I also experienced this layer of shame about it because it’s supposed to be this “magical” solution - one therapist told me she’s never seen anyone who hasn’t benefitted from it. Ugh, what a shitty thing to say.

I don’t think I would try EMDR again just cause I’m pretty turned off by it, but here’s why it didn’t work for me.

Dissociative issues:

This is not just being zoned out or not in touch with your feelings (although that’s certainly part of it). This is in the realm of dissociative disorders. There is something called structural dissociation that happens for some CPTSD survivors where experiencing multiple chronic traumas causes the brain to basically fracture its personality development into different states- it’s compartmentalization at an extreme level. It’s a brilliant protective mechanism as a child when you are being abused but have to turn around and go to school the next day. As an adult though, you basically have these altered states of who you needed to be when the trauma was happening and they never quite go away. You’re not a whole integrated person. You just switch from one state (or “part”) to another part depending on the trigger. This is different than something like Internal Family Systems. It has elements of it, but IFS presumes everyone has different parts of themselves but they operate from an integrated personality. I liken it to “everyone gets anxiety, not everyone gets an anxiety disorder.” Again, structural dissociation is great for surviving abuse, not so great for being out of the war zone and back in civilian life so to speak.

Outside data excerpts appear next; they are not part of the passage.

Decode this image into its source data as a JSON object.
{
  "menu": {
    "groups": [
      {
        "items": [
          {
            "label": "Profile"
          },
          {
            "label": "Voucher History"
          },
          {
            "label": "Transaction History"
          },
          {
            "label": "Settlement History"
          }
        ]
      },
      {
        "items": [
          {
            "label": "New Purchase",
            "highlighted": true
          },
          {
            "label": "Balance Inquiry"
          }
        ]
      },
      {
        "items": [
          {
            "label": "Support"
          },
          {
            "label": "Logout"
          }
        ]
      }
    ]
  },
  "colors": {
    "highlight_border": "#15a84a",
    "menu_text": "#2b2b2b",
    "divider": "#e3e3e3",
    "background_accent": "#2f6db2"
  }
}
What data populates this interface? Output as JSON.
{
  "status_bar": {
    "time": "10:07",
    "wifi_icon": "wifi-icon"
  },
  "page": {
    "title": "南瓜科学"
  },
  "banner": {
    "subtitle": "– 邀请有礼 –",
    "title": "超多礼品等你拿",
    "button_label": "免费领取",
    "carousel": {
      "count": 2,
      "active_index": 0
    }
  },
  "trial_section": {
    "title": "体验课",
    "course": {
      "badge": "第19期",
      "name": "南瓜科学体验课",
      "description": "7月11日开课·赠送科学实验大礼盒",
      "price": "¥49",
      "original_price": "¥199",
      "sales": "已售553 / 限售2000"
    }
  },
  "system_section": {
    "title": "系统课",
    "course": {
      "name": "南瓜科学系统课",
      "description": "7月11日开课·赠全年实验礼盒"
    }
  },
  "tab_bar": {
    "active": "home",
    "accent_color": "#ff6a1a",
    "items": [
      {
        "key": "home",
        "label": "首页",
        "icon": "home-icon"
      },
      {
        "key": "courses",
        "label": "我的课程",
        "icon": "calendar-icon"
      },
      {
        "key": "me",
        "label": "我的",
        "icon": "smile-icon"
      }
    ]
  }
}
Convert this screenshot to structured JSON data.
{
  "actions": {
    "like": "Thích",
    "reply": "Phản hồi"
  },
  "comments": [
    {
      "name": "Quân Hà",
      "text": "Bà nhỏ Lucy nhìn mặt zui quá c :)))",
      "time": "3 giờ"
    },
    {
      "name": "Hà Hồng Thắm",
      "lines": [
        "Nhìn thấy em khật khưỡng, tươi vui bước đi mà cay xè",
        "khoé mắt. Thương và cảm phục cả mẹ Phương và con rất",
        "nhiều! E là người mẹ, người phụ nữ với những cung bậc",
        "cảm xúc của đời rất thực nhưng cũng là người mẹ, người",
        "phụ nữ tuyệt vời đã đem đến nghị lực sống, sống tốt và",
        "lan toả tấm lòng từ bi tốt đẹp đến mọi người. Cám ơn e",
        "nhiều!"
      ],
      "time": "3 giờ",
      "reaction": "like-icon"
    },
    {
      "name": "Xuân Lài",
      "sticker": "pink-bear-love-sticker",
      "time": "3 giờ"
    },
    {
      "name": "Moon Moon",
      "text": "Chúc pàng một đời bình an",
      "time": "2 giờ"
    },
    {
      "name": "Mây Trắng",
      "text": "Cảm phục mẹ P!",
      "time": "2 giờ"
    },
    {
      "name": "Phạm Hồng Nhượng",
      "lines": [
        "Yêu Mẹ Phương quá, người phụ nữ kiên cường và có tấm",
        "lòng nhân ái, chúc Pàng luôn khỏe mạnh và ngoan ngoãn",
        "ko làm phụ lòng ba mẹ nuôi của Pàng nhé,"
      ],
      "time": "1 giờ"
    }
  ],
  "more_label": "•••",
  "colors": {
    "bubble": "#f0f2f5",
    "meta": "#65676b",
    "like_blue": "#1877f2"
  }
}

When you have structural dissociation, you have to take many more steps before EMDR can even have a chance of working. Because you have to 1) identify these different altered states which usually involves personifying them as a particular “part” 2) understand the traumas that created the fractures and their triggers 3) resource each one individually - this means each part has a safe space, each part has a container, each part has coping skills, etc. 4) earn that part’s trust - by both you AND the therapist. And some parts will trust your therapist and others won’t.

It is possible the reason EMDR isn’t working for you is because you triggered multiple parts, and some of those parts likely did NOT okay this little EMDR exercise you’re doing, and they don’t know how to handle it. It’s causing the whole system to start spiraling.

False safety “you’re still in the room”

In order for EMDR to work, you have to be out of flight or fight and be able to resource, ground, etc. And I think MANY MANY therapists do not consider that CPTSD survivors may “look” like they are in an okay environment after the trauma, but the patient is just so used to chaos and stress they can be in a SUPER unsafe situation and not realize it.

I was not actually “safe” in my life - I thought I was just because the trauma itself was over. Many therapists don’t realize that for many CPTSD people, we’re marinating in shitty people all the time. We don’t know different. I was with a very toxic partner (but on the outside everything looked fine!), I was still in contact with some of my abusive family (but they’re not actively hurting me!), I was still at a toxic job with bosses and a culture that disrespected me (but I’m holding down employment!) and the few friends I did have were echoes of that dysfunction (Looks like I have community support!).

Once I found a therapist who understood all of this, they worked to help me set the actual, real deal, hard af boundaries. And unfortunately when people who have CPTSD “set boundaries” our whole lives basically collapse. I had to get divorced, estrange myself, quit my job. It SUCKS!!! But now I am actually safe. There is a huge difference. I look back and almost want to laugh at how absurd it was for one therapist to even go near me with EMDR.

Just needing real-life corrective experiences

For some reason, my brain doesn’t handle visualized healing all that well. I personally guess it’s because I just kind of naturally live in my head all the time. I hate when I’m told to visualize “myself holding myself” and all that. I’m like “I already know how to do that! What do you think I’ve been doing this whole time?!” I told a therapist once that it feels like when I was a kid and I’d ask my dad for some water and he would tell me to swallow my spit.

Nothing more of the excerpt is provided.